Let's put this percentage in terms of our original 2.1 kW System. Assume that the Stationary Installation is on a roof angled at latitude, in a region that recieves an average of 20% Insolation over the course of the year. In ideal conditions, this system will produce 2.1 kW*Year * 20% = 0.42 kW*Year = 3679kWh.

Now, let's put that same system on a tracker, thus increasing the effective Insolation Value by 8.33%. This system will produce 2.1 kW*Year * 28.33% = 0.59 kW*Year = 5212kWh.

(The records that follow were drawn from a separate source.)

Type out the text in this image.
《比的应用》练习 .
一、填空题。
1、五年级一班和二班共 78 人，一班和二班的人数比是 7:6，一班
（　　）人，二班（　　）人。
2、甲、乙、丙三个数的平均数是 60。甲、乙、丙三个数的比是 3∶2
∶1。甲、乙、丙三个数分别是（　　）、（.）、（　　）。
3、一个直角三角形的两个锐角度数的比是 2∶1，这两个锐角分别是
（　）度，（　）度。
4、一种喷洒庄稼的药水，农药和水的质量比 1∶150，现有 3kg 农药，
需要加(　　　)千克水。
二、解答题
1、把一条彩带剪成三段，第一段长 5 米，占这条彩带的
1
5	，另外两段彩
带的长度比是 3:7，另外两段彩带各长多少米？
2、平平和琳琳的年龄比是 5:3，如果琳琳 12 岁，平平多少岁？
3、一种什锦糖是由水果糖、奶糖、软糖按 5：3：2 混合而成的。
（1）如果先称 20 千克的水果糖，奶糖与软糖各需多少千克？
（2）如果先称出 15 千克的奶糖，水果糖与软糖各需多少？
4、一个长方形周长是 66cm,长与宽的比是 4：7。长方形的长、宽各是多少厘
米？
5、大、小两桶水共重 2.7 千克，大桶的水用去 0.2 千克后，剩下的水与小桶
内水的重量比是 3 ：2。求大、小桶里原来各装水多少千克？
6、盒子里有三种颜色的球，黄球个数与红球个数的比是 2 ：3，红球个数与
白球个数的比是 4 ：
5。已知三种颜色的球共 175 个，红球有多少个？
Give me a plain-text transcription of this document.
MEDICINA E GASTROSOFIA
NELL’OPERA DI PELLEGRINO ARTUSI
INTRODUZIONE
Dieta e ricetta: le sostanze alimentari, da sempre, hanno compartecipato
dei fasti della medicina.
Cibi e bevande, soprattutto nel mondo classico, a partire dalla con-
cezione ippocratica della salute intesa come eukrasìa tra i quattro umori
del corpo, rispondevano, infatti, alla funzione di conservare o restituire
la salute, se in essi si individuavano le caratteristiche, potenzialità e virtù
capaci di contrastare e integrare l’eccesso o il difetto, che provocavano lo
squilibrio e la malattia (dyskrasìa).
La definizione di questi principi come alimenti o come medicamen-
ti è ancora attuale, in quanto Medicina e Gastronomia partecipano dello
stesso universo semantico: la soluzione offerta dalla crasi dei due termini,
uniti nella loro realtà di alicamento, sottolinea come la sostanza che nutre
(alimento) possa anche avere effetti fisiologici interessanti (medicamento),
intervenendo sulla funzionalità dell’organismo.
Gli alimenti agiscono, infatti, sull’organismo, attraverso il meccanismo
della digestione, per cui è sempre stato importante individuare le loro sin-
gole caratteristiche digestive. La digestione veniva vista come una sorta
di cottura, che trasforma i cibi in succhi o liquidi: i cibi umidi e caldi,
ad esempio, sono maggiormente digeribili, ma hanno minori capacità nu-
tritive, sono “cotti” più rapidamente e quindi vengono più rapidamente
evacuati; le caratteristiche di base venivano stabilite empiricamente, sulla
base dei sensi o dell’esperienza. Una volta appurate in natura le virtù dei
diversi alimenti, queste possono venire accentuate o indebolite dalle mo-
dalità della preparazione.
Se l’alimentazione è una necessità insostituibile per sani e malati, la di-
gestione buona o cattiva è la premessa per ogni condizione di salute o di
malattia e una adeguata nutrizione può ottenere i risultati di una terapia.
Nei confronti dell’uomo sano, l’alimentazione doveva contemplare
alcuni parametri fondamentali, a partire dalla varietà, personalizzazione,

We can see that an 8.33% increase of in the effective Insolation Ratio has increased the total Annual Energy Output by 29.5%!


Does the Tracker pay off?

To start out with, let's find out how much Energy each system will produce in 25 years. To be a bit more accurate to the real World, I'll take off 25% from each value to reflect Inverter losses, efficiency degredation over the 25 year lifespan, and variation from the Manufacturers Test Conditions that went into the initial rating of the Panels.

Stationary: 3679kWh/Year * 25 Years * .75 = 68,961kWh.

Tracking: 5212kWh/Year * 25 Years * .75 = 97,725kWh.

So, over the course of 25 Years, the Tracking System produces 28764kWh more than the Stationary System.

Since the Tracking System cost $3300 more than the Stationary System, this is our target to beat.

Taking the difference between the two outputs, and multiplying by a reasonable energy selling price ($.12/kWh) gives 28,764kWh * $.12/kWh = $3451, which, compared to the additional cost of the Tracking System ($3300) is a win over 25 Years, just barely.


Conclusion:

Yes, the tracker pays off slightly over 25 years, using rough estimations. Much would depend on the specific local conditions, and the Electricity Costs.


Final Comparison:

The Stationary Roof Installation had a Total Cost of $18900, or $9/Wp, and produced 68,961kWh over 25 Years.

$18900 / 68,961kWh = $.27 / kWh.

The Tracking Installation had a Total Cost of $22,200, or $10.57/Wp, and produced 97,725kWh over 25 Years.

$22,200 / 97,725kWh = $.23 / kWh.

From this, we can see quite clearly how, though the price per Peak Watt for a Tracking System is higher than for a Stationary System, the actual cost per unit of Energy of a Tracking System is lower.


Note:
Of course, there are many variables unaccounted for in these basic Calculations, including Government Subsidies, Interest on Loans, and Insurance Considerations. More detailed Calculations would have to be done on a specific case-by-case basis. I think this is good for a start.